Would this code be less confusing if we address the FIXME in ARMInstrInfo.td about using "addrmode2" in BR_JTm?

chill added a comment.EditedNov 8 2017, 12:39 AM

I understand what you're trying to do with the changes to ARMISelLowering.cpp make sense, but I'm surprised our address-matching code doesn't try to commute the operands. Do we really not have code to do that somwhere?

I prefer to have any kind of IR generated or transformed into some (more or less) canonicalised form, to reduce the number of cases that need to be matched. For such indexed loads
it's fairly typical and natural to shift/multiply the index, instead of the base address.

I'm not sure what the change to ARMAsmPrinter.cpp is supposed to do; is it buggy, and nobody noticed because it never triggers?

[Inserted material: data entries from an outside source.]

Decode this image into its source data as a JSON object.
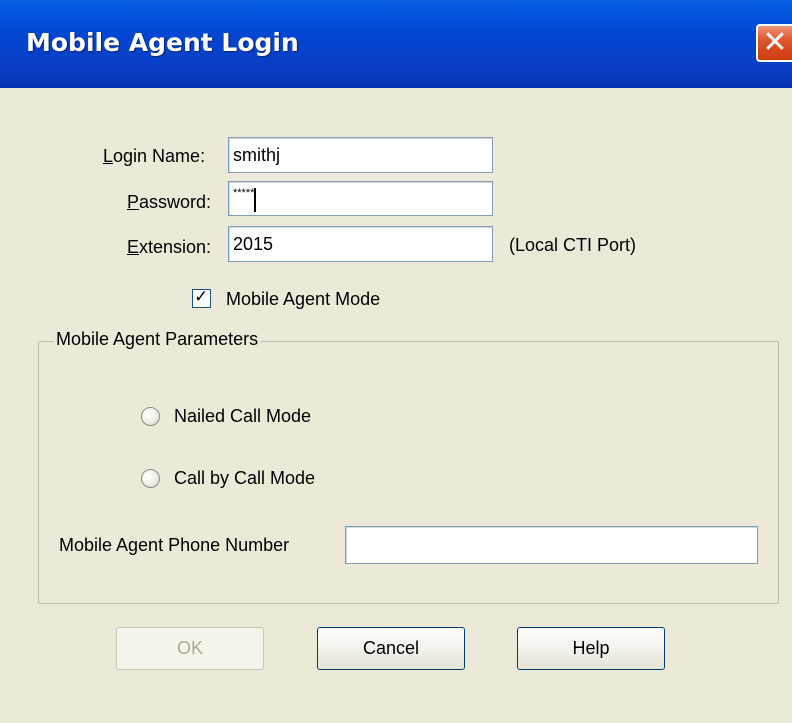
{
  "window": {
    "title": "Mobile Agent Login"
  },
  "fields": {
    "login_name": {
      "label": "Login Name:",
      "accel": "L",
      "rest": "ogin Name:",
      "value": "smithj"
    },
    "password": {
      "label": "Password:",
      "accel": "P",
      "rest": "assword:",
      "value": "*****"
    },
    "extension": {
      "label": "Extension:",
      "accel": "E",
      "rest": "xtension:",
      "value": "2015",
      "note": "(Local CTI Port)"
    }
  },
  "mobile_agent_mode": {
    "label": "Mobile Agent Mode",
    "checked": true
  },
  "parameters": {
    "group_label": "Mobile Agent Parameters",
    "radio_nailed": {
      "label": "Nailed Call Mode",
      "selected": false
    },
    "radio_call_by_call": {
      "label": "Call by Call Mode",
      "selected": false
    },
    "phone_number": {
      "label": "Mobile Agent Phone Number",
      "value": ""
    }
  },
  "buttons": {
    "ok": "OK",
    "cancel": "Cancel",
    "help": "Help"
  },
  "colors": {
    "titlebar": "#0246d2",
    "dialog_bg": "#ece9d8",
    "close_button": "#e0552c"
  },
  "icons": {
    "close": "close-icon",
    "check": "checkmark-icon"
  }
}
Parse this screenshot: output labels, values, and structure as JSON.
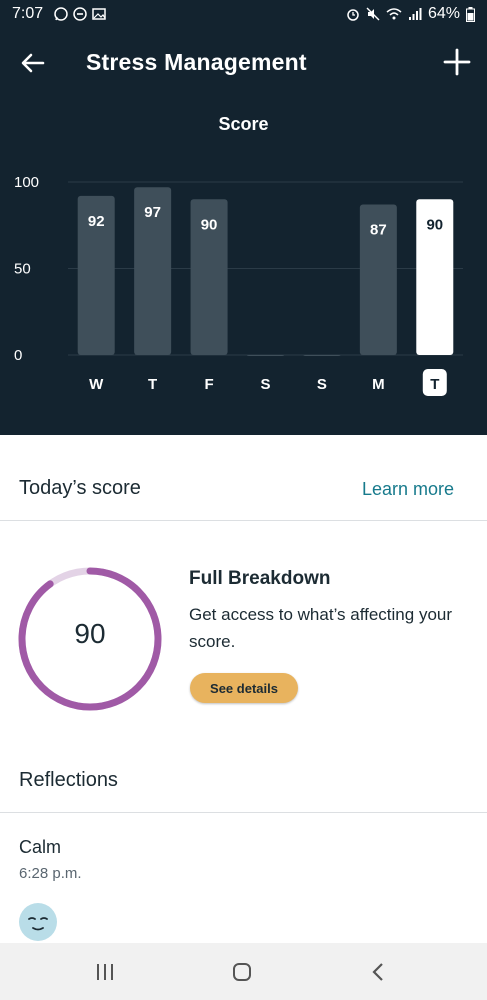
{
  "status_bar": {
    "time": "7:07",
    "battery": "64%",
    "left_icons": [
      "whatsapp-icon",
      "do-not-disturb-icon",
      "image-icon"
    ],
    "right_icons": [
      "alarm-icon",
      "mute-icon",
      "wifi-icon",
      "signal-icon",
      "battery-icon"
    ]
  },
  "app_bar": {
    "title": "Stress Management",
    "back_icon": "arrow-left-icon",
    "add_icon": "plus-icon"
  },
  "chart_data": {
    "type": "bar",
    "title": "Score",
    "categories": [
      "W",
      "T",
      "F",
      "S",
      "S",
      "M",
      "T"
    ],
    "values": [
      92,
      97,
      90,
      0,
      0,
      87,
      90
    ],
    "value_labels": [
      "92",
      "97",
      "90",
      "",
      "",
      "87",
      "90"
    ],
    "selected_index": 6,
    "ylim": [
      0,
      100
    ],
    "yticks": [
      0,
      50,
      100
    ],
    "grid": true,
    "colors": {
      "bar": "#3f4f5a",
      "selected_bar": "#ffffff",
      "background": "#13232f"
    }
  },
  "today": {
    "heading": "Today’s score",
    "learn_more": "Learn more",
    "score": "90",
    "score_value": 90,
    "ring_color": "#a05aa6",
    "ring_track_color": "#e3d3e6"
  },
  "breakdown": {
    "title": "Full Breakdown",
    "description": "Get access to what’s affecting your score.",
    "button_label": "See details",
    "button_color": "#e8b35e"
  },
  "reflections": {
    "heading": "Reflections",
    "items": [
      {
        "label": "Calm",
        "time": "6:28 p.m.",
        "icon": "calm-face-icon"
      }
    ]
  },
  "nav_bar": {
    "icons": [
      "recent-apps-icon",
      "home-icon",
      "back-nav-icon"
    ]
  }
}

Yes, the LDRrs should have the destination reg, the base reg, the index reg, and the shift amount. I'll see about adding a testcase for this.

I guess the change to ARMConstantIslandPass.cpp is just to match the new pattern we generate in Thumb1 mode?

It matches the different order of operands generated in ARMISelLOwering.cpp, ARMTargetLowering::LowerBR_JT.

Would this code be less confusing if we address the FIXME in ARMInstrInfo.td about using "addrmode2" in BR_JTm?

I have a patch for that too, will sent it shortly. The two changes are don't conflict or make one another redundant, IIRC.

chill added a comment.Nov 8 2017, 11:03 AM

I understand what you're trying to do with the changes to ARMISelLowering.cpp make sense, but I'm surprised our address-matching code doesn't try to commute the operands. Do we really not have code to do that somwhere?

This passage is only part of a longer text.